During last night's 27-point loss, it was the 27 minutes played by Bucks point guard Brandon Jennings that made the difference in the game. While he was on the court, he came out firing in the first quarter to help the Bucks jump to a commanding 35-18 lead (he made four in a row at one point), he broke down the Knicks' defense, creating wide-open shots for his teammates, and he was efficient (he had six assists and zero turnovers).
But after the game, the talk centered on an incident between Amare Stoudemire and Andrew Bogut.
Early in the third quarter, Stoudemire appeared to be struck in the face by Bogut, which set Stoudemire off and he consequently got called for a technical foul. According to the New York Daily News, "Stoudemire accused the Bucks center of intentionally striking him with his elbow and hinted that Milwaukee's game plan was to exact revenge for Stoudemire's role in the center suffering a season-ending injury last April."

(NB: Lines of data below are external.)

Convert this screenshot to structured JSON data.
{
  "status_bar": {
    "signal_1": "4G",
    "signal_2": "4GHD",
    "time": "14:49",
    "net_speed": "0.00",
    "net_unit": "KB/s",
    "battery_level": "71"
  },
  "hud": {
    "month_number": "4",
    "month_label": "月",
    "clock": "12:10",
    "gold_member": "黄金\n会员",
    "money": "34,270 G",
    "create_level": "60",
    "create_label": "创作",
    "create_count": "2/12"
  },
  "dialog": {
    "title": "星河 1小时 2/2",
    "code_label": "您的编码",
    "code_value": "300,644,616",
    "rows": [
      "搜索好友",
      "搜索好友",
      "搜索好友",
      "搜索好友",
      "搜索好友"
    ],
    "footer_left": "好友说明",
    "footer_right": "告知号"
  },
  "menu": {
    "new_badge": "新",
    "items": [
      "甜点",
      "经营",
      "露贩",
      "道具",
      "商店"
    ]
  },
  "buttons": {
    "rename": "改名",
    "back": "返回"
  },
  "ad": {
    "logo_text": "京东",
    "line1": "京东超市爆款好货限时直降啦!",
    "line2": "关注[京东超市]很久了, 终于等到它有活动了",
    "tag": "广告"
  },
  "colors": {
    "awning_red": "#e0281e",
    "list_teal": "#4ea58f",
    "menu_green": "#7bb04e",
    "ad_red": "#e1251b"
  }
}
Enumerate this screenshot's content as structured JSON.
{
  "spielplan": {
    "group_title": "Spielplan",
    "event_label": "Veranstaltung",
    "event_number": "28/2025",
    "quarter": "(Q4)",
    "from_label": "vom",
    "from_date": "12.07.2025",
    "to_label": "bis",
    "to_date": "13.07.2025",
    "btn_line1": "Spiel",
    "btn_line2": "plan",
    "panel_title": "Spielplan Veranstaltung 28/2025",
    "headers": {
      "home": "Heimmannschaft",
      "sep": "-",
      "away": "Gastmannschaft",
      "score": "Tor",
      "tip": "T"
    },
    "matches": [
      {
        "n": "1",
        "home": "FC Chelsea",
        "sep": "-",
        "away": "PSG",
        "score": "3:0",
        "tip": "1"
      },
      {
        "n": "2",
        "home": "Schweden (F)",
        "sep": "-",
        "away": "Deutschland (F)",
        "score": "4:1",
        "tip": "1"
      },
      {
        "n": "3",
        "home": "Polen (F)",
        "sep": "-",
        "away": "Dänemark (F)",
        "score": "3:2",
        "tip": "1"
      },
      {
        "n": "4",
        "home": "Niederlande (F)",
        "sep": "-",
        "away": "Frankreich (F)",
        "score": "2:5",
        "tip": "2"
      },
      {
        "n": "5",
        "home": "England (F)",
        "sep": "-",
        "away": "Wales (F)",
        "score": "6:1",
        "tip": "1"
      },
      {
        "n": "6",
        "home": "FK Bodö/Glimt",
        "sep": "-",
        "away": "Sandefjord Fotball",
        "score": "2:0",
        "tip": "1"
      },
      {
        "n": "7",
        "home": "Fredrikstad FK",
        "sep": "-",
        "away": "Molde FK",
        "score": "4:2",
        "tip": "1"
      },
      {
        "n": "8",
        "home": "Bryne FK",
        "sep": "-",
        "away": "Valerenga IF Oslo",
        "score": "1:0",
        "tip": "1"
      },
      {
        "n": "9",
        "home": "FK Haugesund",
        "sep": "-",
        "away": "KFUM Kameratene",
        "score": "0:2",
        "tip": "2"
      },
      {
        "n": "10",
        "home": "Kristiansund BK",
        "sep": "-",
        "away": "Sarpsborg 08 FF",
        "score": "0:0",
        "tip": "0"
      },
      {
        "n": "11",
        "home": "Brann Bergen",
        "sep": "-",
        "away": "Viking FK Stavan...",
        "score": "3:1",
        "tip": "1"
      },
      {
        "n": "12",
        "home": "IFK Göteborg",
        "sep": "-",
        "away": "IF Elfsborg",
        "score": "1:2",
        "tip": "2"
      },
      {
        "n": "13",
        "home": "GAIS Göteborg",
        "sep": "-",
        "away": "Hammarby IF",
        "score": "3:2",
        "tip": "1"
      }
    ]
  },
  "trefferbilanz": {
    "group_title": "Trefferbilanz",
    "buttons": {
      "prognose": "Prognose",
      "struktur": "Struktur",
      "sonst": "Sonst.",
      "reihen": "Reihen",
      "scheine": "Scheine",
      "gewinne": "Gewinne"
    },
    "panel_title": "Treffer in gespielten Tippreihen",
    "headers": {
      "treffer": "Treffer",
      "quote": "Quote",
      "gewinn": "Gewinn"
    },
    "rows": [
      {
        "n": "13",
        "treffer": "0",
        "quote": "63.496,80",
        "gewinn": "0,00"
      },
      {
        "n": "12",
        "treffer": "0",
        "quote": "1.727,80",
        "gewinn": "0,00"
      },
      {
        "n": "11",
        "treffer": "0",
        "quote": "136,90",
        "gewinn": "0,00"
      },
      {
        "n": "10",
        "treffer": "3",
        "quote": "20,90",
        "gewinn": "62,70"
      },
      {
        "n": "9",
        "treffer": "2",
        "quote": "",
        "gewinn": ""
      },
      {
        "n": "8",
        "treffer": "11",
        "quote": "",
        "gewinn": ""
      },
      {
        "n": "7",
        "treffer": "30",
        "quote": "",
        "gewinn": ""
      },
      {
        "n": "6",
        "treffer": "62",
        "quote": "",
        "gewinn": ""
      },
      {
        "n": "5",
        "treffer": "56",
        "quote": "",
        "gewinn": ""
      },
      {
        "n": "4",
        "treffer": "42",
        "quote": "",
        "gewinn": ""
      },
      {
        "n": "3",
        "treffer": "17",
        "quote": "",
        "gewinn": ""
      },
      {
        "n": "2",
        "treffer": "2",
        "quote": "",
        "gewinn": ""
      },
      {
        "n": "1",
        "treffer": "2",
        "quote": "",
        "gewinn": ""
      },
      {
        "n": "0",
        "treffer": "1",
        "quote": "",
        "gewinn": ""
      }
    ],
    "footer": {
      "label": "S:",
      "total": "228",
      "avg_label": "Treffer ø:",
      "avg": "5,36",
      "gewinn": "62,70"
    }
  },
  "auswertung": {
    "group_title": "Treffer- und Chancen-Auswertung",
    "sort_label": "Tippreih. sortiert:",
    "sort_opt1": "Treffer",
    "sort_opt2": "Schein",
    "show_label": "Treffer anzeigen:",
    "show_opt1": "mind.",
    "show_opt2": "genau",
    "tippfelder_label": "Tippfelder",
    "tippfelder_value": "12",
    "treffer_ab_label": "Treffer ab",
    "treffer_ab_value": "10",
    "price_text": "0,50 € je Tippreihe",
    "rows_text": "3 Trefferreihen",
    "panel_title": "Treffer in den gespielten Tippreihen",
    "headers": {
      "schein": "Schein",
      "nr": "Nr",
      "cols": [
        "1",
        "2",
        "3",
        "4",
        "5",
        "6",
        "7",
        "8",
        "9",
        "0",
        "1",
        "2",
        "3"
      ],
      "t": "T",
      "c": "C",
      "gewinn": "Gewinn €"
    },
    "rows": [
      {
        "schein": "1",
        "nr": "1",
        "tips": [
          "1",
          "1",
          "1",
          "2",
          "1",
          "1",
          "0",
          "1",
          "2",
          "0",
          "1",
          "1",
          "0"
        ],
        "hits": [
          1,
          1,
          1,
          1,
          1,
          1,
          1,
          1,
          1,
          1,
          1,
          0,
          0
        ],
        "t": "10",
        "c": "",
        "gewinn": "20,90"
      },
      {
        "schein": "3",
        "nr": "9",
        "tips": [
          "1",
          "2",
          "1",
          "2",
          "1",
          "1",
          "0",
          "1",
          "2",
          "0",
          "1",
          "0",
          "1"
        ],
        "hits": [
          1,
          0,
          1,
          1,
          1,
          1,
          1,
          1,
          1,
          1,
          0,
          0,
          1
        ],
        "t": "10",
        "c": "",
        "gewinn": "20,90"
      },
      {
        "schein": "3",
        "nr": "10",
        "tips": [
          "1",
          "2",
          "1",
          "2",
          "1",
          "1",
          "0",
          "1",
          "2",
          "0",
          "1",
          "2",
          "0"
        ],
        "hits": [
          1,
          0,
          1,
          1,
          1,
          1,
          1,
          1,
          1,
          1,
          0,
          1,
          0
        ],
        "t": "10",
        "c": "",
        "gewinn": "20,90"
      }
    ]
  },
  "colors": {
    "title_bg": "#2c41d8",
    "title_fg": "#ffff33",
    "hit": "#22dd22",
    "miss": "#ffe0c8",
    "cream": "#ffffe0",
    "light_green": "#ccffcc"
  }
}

Stoudemire said, "It got out of hand ... I think they might have amped [Bogut] up to play very physical out there. That might have been the way he reacted on the court."
When Bogut heard that, he said, "That's ridiculous. We're just trying to beat the New York Knicks. Scott Skiles would never say anything like that nor would anyone on the team."
One thing's been a pretty good determinant for the Knicks' success this season: When Toney Douglas is hot, the Knicks win. Besides the first game of the season, when Douglas scored 10 and the Knicks still won, his two highest point outputs this season, 30 and 19, led to Ws. Which is the main reason he tops NYMag.com's Knicks' power rankings for Week 3. No. 4 on their list is Landry Fields, who is also No. 4 in ESPN Insider's 2010-11 rookie rankings. The 39th overall pick is one of only four rookies from the 2010 draft class starting for their NBA teams. The others are the Wizards' John Wall, the Timberwolves' Wesley Johnson and the Clippers' Eric Bledsoe.
Former Knick David Lee says he will feel a little nervous when he returns to the Garden tonight, where he spent his first five seasons in the league (San Jose Mercury News). But he is excited about going there with a 5-2 record. "We're not 1-5 and struggling to get a win. It's good that we started out the season strong. It's good to be carrying that into the old place. I have a lot of pride going in there with this team." While Lee's scoring and shooting is down significantly from last season -- he's averaging 12.3 ppg on 42.5% shooting -- Warriors GM Larry Riley said his rebounding (11.4 rpg) has improved the team's defense. Last season, the Warriors ranked second worst in the league in allowing second-chance points (16 per game). This season, they are tied for 15th (13.3 ppg). Speaking of Lee, Donnie Walsh dreamed about playing him alongside Stoudemire, but he didn't have the salary cap to make it happen (New York Daily News). At the end of the day, he thought Stoudemire was worth a bigger contract and the Warriors showed Lee the money ($80 million).
LeBron James may have taken his basketball talents to South Beach, but he brought his marketability to New York. For the first time since 2001, the Knicks have a waiting list for season tickets, mainly because in the days leading up to "The Decision," the Knicks sold 4,000 new season ticket subscriptions (Business Insider). That waiting list will even grow deeper if a certain native New Yorker returns. "It feels good to know that a city like that wants me," Carmelo Anthony told the New York Daily News. "They know my background. They know I was born there. The fact that it was home for me, a lot of people take that into account when they talk about my future."